Christopher Sparks, director of the Parks and Recreation Department, said the delay for a funding application was due to the ongoing construction of the School Street and River Road Park -- projected to open this year.

"We had to prioritize the funding and workload on the Park and Rec. [Department]," Sparks explained of the delay. He added that he also wanted to include Valleybrook in the park redevelopment process even though Valleybrook residents have yet to contact him -- because he is looking to "evenly distribute park growth" throughout town.

In Sparks' application for the CPA funds, he cited the results of the 2006 Open Space and Recreation survey, in which 95 percent of responses indicated their support for more town recreation facilities.
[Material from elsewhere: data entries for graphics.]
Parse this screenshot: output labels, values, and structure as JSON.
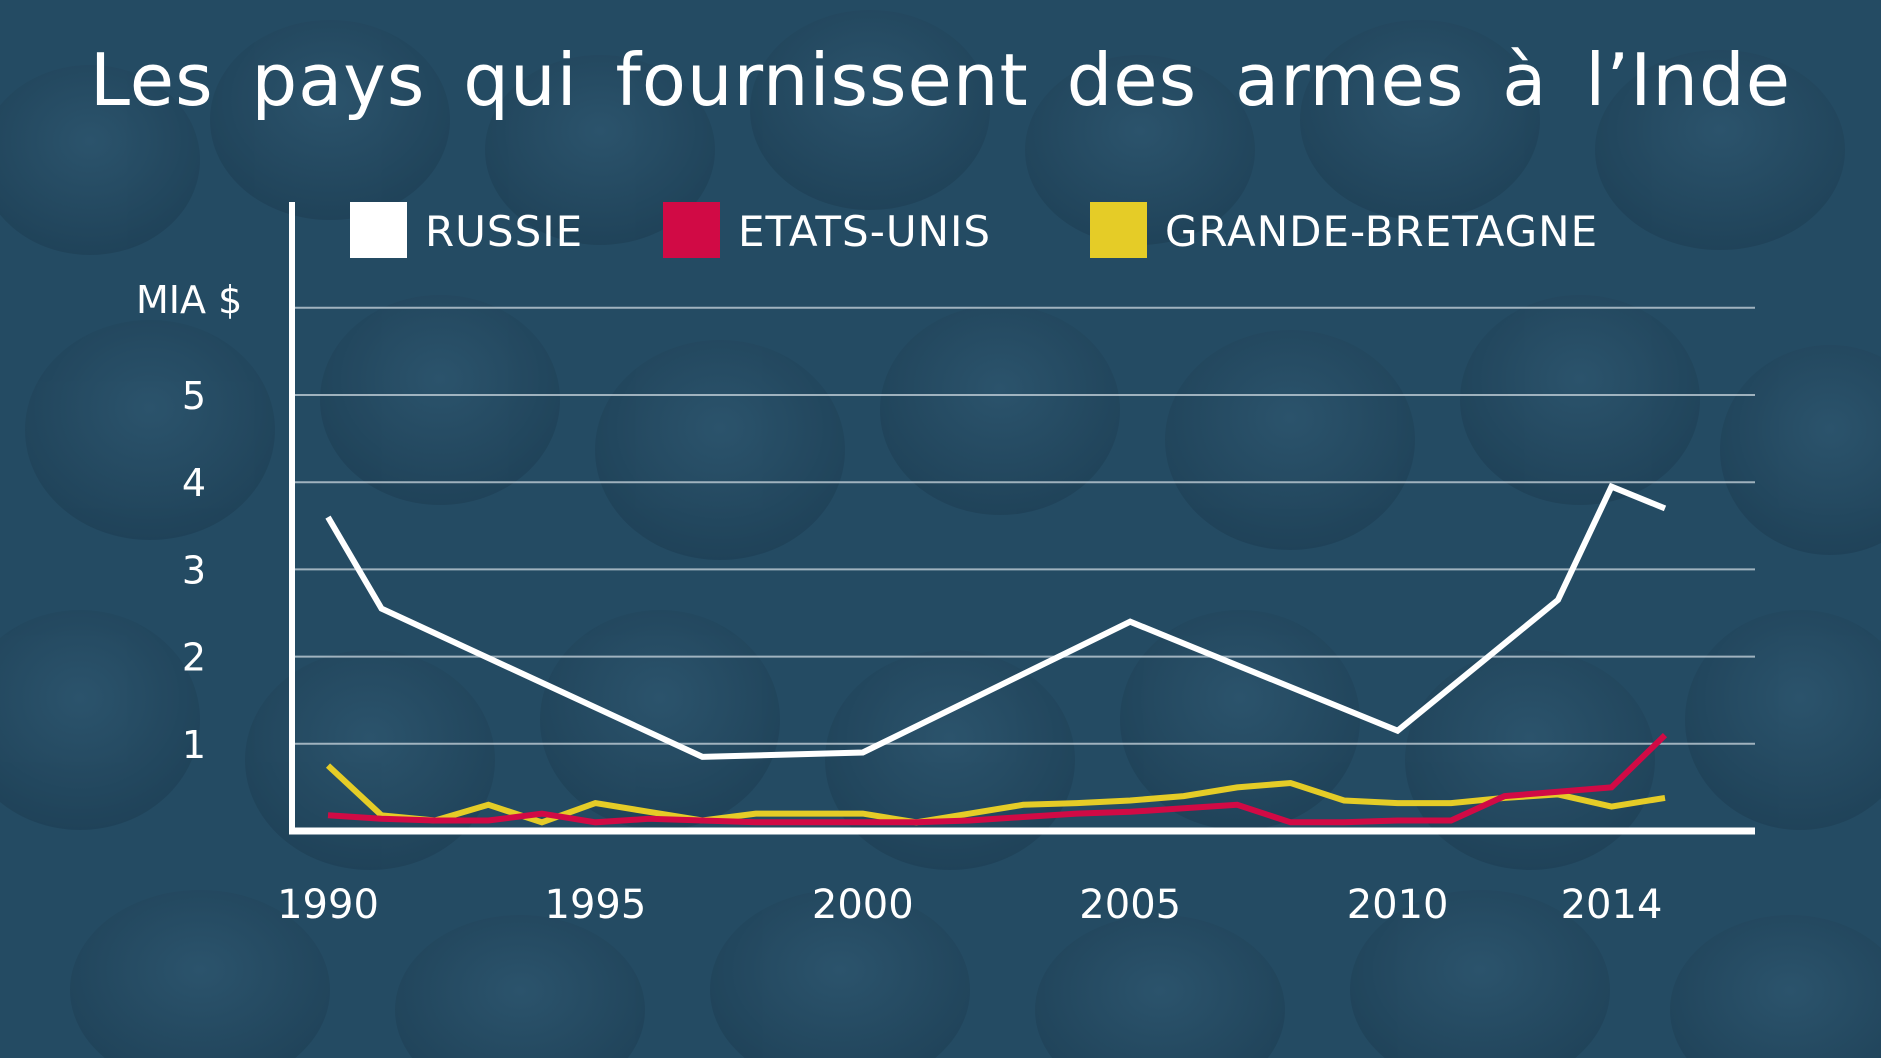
{
  "title": "Les pays qui fournissent des armes à l’Inde",
  "colors": {
    "background": "#244b63",
    "grid": "#c9d6de",
    "axis": "#ffffff",
    "russie": "#ffffff",
    "etats_unis": "#d10a45",
    "grande_bretagne": "#e5cc27"
  },
  "chart_data": {
    "type": "line",
    "title": "Les pays qui fournissent des armes à l’Inde",
    "ylabel": "MIA $",
    "xlabel": "",
    "x_range": [
      1990,
      2015
    ],
    "ylim": [
      0,
      6
    ],
    "x_ticks": [
      "1990",
      "1995",
      "2000",
      "2005",
      "2010",
      "2014"
    ],
    "y_ticks": [
      "1",
      "2",
      "3",
      "4",
      "5"
    ],
    "grid": true,
    "legend_position": "top",
    "series": [
      {
        "name": "RUSSIE",
        "color": "#ffffff",
        "points": [
          [
            1990,
            3.6
          ],
          [
            1991,
            2.55
          ],
          [
            1997,
            0.85
          ],
          [
            2000,
            0.9
          ],
          [
            2005,
            2.4
          ],
          [
            2010,
            1.15
          ],
          [
            2013,
            2.65
          ],
          [
            2014,
            3.95
          ],
          [
            2015,
            3.7
          ]
        ]
      },
      {
        "name": "ETATS-UNIS",
        "color": "#d10a45",
        "points": [
          [
            1990,
            0.18
          ],
          [
            1991,
            0.14
          ],
          [
            1992,
            0.12
          ],
          [
            1993,
            0.12
          ],
          [
            1994,
            0.2
          ],
          [
            1995,
            0.1
          ],
          [
            1996,
            0.14
          ],
          [
            1997,
            0.12
          ],
          [
            1998,
            0.1
          ],
          [
            1999,
            0.1
          ],
          [
            2000,
            0.1
          ],
          [
            2001,
            0.1
          ],
          [
            2002,
            0.12
          ],
          [
            2003,
            0.16
          ],
          [
            2004,
            0.2
          ],
          [
            2005,
            0.22
          ],
          [
            2006,
            0.26
          ],
          [
            2007,
            0.3
          ],
          [
            2008,
            0.1
          ],
          [
            2009,
            0.1
          ],
          [
            2010,
            0.12
          ],
          [
            2011,
            0.12
          ],
          [
            2012,
            0.4
          ],
          [
            2013,
            0.45
          ],
          [
            2014,
            0.5
          ],
          [
            2015,
            1.1
          ]
        ]
      },
      {
        "name": "GRANDE-BRETAGNE",
        "color": "#e5cc27",
        "points": [
          [
            1990,
            0.75
          ],
          [
            1991,
            0.18
          ],
          [
            1992,
            0.12
          ],
          [
            1993,
            0.3
          ],
          [
            1994,
            0.1
          ],
          [
            1995,
            0.32
          ],
          [
            1996,
            0.22
          ],
          [
            1997,
            0.12
          ],
          [
            1998,
            0.2
          ],
          [
            1999,
            0.2
          ],
          [
            2000,
            0.2
          ],
          [
            2001,
            0.1
          ],
          [
            2002,
            0.2
          ],
          [
            2003,
            0.3
          ],
          [
            2004,
            0.32
          ],
          [
            2005,
            0.35
          ],
          [
            2006,
            0.4
          ],
          [
            2007,
            0.5
          ],
          [
            2008,
            0.55
          ],
          [
            2009,
            0.35
          ],
          [
            2010,
            0.32
          ],
          [
            2011,
            0.32
          ],
          [
            2012,
            0.38
          ],
          [
            2013,
            0.42
          ],
          [
            2014,
            0.28
          ],
          [
            2015,
            0.38
          ]
        ]
      }
    ]
  }
}
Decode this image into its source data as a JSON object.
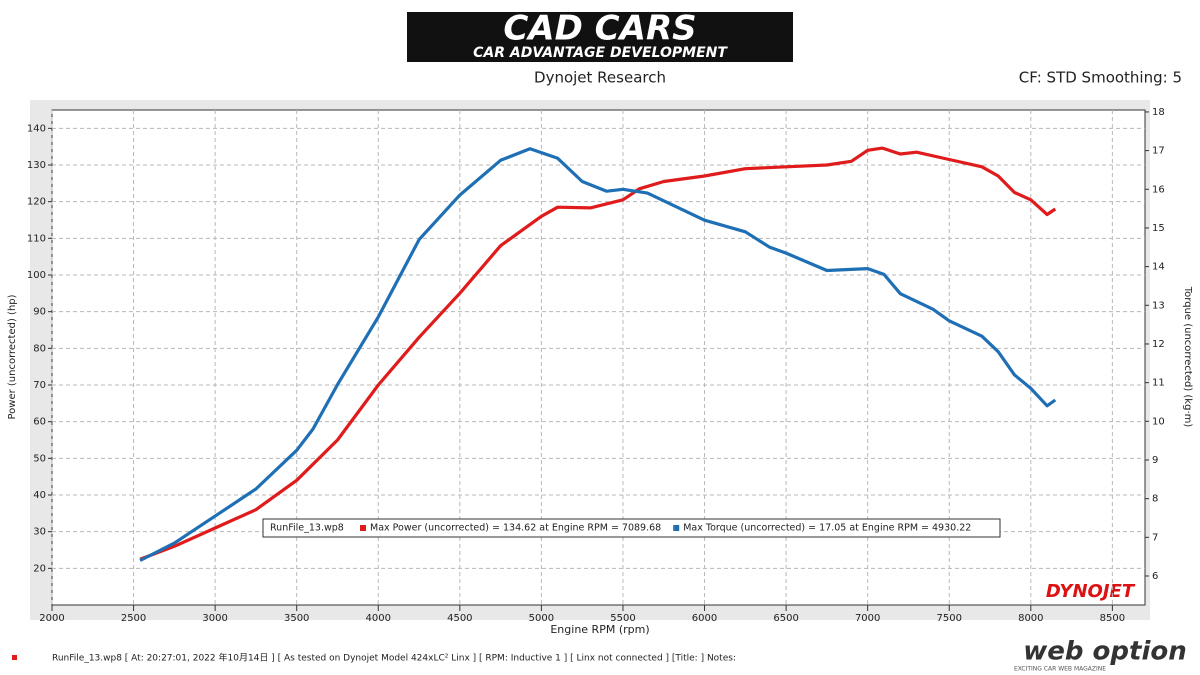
{
  "chart_data": {
    "type": "line",
    "logo_title": "CAD CARS",
    "logo_subtitle": "CAR ADVANTAGE DEVELOPMENT",
    "title": "Dynojet Research",
    "settings_text": "CF: STD Smoothing: 5",
    "xlabel": "Engine RPM (rpm)",
    "ylabel": "Power (uncorrected) (hp)",
    "y2label": "Torque (uncorrected) (kg·m)",
    "xlim": [
      2000,
      8700
    ],
    "xticks": [
      2000,
      2500,
      3000,
      3500,
      4000,
      4500,
      5000,
      5500,
      6000,
      6500,
      7000,
      7500,
      8000,
      8500
    ],
    "ylim": [
      10,
      145
    ],
    "yticks": [
      20,
      30,
      40,
      50,
      60,
      70,
      80,
      90,
      100,
      110,
      120,
      130,
      140
    ],
    "y2lim": [
      5.25,
      18.05
    ],
    "y2ticks": [
      6,
      7,
      8,
      9,
      10,
      11,
      12,
      13,
      14,
      15,
      16,
      17,
      18
    ],
    "grid": true,
    "legend_file": "RunFile_13.wp8",
    "series": [
      {
        "name": "Max Power (uncorrected) = 134.62 at Engine RPM = 7089.68",
        "color": "#e01b1b",
        "axis": "y",
        "x": [
          2540,
          2750,
          3000,
          3250,
          3500,
          3750,
          4000,
          4250,
          4500,
          4750,
          5000,
          5100,
          5300,
          5500,
          5600,
          5750,
          6000,
          6250,
          6500,
          6750,
          6900,
          7000,
          7090,
          7200,
          7300,
          7500,
          7700,
          7800,
          7900,
          8000,
          8050,
          8100,
          8150
        ],
        "values": [
          22.5,
          26,
          31,
          36,
          44,
          55,
          70,
          83,
          95,
          108,
          116,
          118.5,
          118.3,
          120.5,
          123.5,
          125.5,
          127,
          129,
          129.5,
          130,
          131,
          134,
          134.6,
          133,
          133.5,
          131.5,
          129.5,
          127,
          122.5,
          120.5,
          118.5,
          116.5,
          118
        ]
      },
      {
        "name": "Max Torque (uncorrected) = 17.05 at Engine RPM = 4930.22",
        "color": "#1f6fb5",
        "axis": "y2",
        "x": [
          2540,
          2750,
          3000,
          3250,
          3500,
          3600,
          3750,
          4000,
          4250,
          4500,
          4750,
          4930,
          5100,
          5250,
          5400,
          5500,
          5650,
          5800,
          6000,
          6250,
          6400,
          6500,
          6750,
          7000,
          7100,
          7200,
          7400,
          7500,
          7700,
          7800,
          7900,
          8000,
          8100,
          8150
        ],
        "values": [
          6.4,
          6.85,
          7.55,
          8.25,
          9.25,
          9.8,
          10.95,
          12.7,
          14.7,
          15.85,
          16.75,
          17.05,
          16.8,
          16.2,
          15.95,
          16.0,
          15.9,
          15.6,
          15.2,
          14.9,
          14.5,
          14.35,
          13.9,
          13.95,
          13.8,
          13.3,
          12.9,
          12.6,
          12.2,
          11.8,
          11.2,
          10.85,
          10.4,
          10.55
        ]
      }
    ],
    "brand": "DYNOJET",
    "footer": "RunFile_13.wp8  [ At:  20:27:01, 2022 年10月14日 ] [ As tested on Dynojet Model 424xLC² Linx ] [ RPM: Inductive 1 ] [ Linx not connected ] [Title: ]  Notes:",
    "watermark": "web option",
    "watermark_tagline": "EXCITING CAR WEB MAGAZINE"
  }
}
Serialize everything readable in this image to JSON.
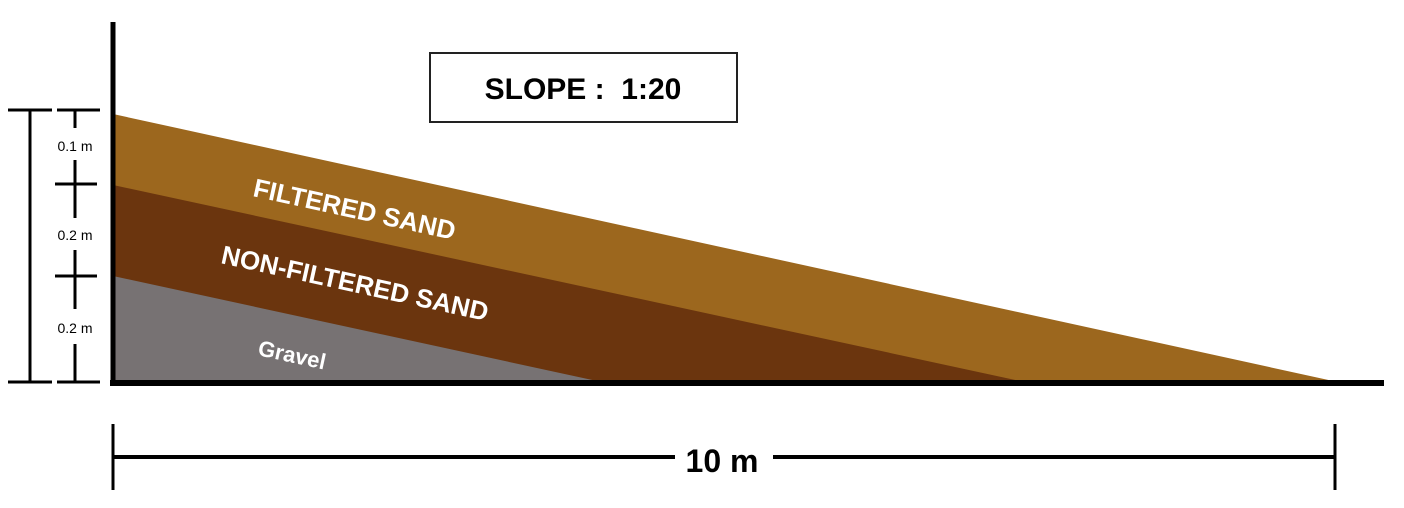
{
  "title_box": {
    "text": "SLOPE :  1:20"
  },
  "layers": [
    {
      "name": "FILTERED SAND",
      "thickness_label": "0.1 m",
      "color": "#9C671E"
    },
    {
      "name": "NON-FILTERED SAND",
      "thickness_label": "0.2 m",
      "color": "#6B350E"
    },
    {
      "name": "Gravel",
      "thickness_label": "0.2 m",
      "color": "#777273"
    }
  ],
  "length_label": "10 m",
  "colors": {
    "line": "#000000",
    "label_text": "#ffffff",
    "box_border": "#222222"
  }
}
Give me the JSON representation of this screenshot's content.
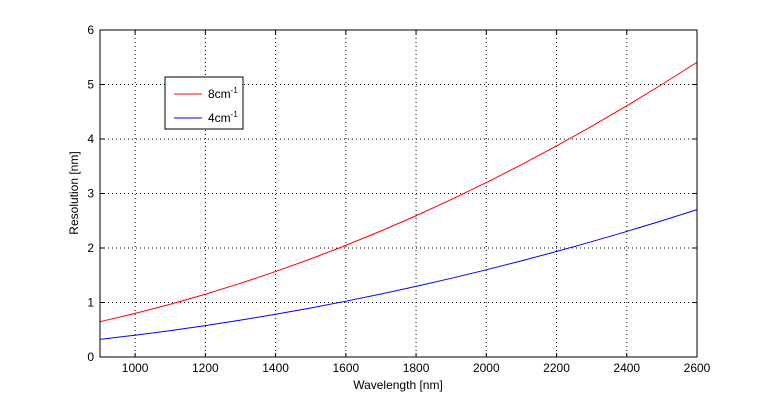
{
  "chart_data": {
    "type": "line",
    "xlabel": "Wavelength [nm]",
    "ylabel": "Resolution [nm]",
    "xlim": [
      900,
      2600
    ],
    "ylim": [
      0,
      6
    ],
    "xticks": [
      1000,
      1200,
      1400,
      1600,
      1800,
      2000,
      2200,
      2400,
      2600
    ],
    "yticks": [
      0,
      1,
      2,
      3,
      4,
      5,
      6
    ],
    "grid": true,
    "grid_style": "dotted",
    "legend_position": "top-left",
    "series": [
      {
        "name": "8cm",
        "name_superscript": "-1",
        "color": "#ff0000",
        "x": [
          900,
          1000,
          1100,
          1200,
          1300,
          1400,
          1500,
          1600,
          1700,
          1800,
          1900,
          2000,
          2100,
          2200,
          2300,
          2400,
          2500,
          2600
        ],
        "y": [
          0.648,
          0.8,
          0.968,
          1.152,
          1.352,
          1.568,
          1.8,
          2.048,
          2.312,
          2.592,
          2.888,
          3.2,
          3.528,
          3.872,
          4.232,
          4.608,
          5.0,
          5.408
        ]
      },
      {
        "name": "4cm",
        "name_superscript": "-1",
        "color": "#0000ff",
        "x": [
          900,
          1000,
          1100,
          1200,
          1300,
          1400,
          1500,
          1600,
          1700,
          1800,
          1900,
          2000,
          2100,
          2200,
          2300,
          2400,
          2500,
          2600
        ],
        "y": [
          0.324,
          0.4,
          0.484,
          0.576,
          0.676,
          0.784,
          0.9,
          1.024,
          1.156,
          1.296,
          1.444,
          1.6,
          1.764,
          1.936,
          2.116,
          2.304,
          2.5,
          2.704
        ]
      }
    ]
  }
}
Within Sparks' Meadowbrook/Valleybrook Master Plan Proposal, he included estimates from three landscape architects, including Berkshire Design Group Inc. (who projected their design cost at $11,100), Kaestle Boos Associates Inc. (who projected their design cost at $16,000) and Weston & Sampson (who projected their design cost at $25,000).

Sparks said he is looking to "reclaim the areas as usable spaces," adding that the appeal for these parks is that they will be for their own neighborhoods as opposed to regional parks such as the one on School Street and River Road.

"There are areas in town that do need neighborhood parks and we've been concentrating on big parks and neglecting neighborhood parks," Louis Russo, vice chair of the Community Preservation Committee, said.

Russo added that he is also concerned with the maintenance of parks across town. He said that he will be working with Mayor Susan Dawson to try and allocate for a larger appropriation of maintenance funding within the town's budget.

Henry Kozloski, chair of the Community Preservation Committee, said the committee recommended that the funds be appropriated for the two parks in order to preserve open space and also as part of their annual mandates. He explained that every year 10 percent of CPA funds must be appropriated for housing, historical preservation and open space, adding that any remaining funds can be used for the three aforementioned categories and recreation.

City Councilor Jill Simpson, chair of the Ad Hoc CPA Committee, said, "There's a need for more localized areas for local kids to use open space." She added, however, that the town must also have the funds to maintain the parks.

Sparks explained that if the CPA funds are approved by the City Council the design process will move forward and he will also apply for an Urban Self-Help Grant from the Executive Office of Environmental Affairs for additional funding for the cites' reconstruction.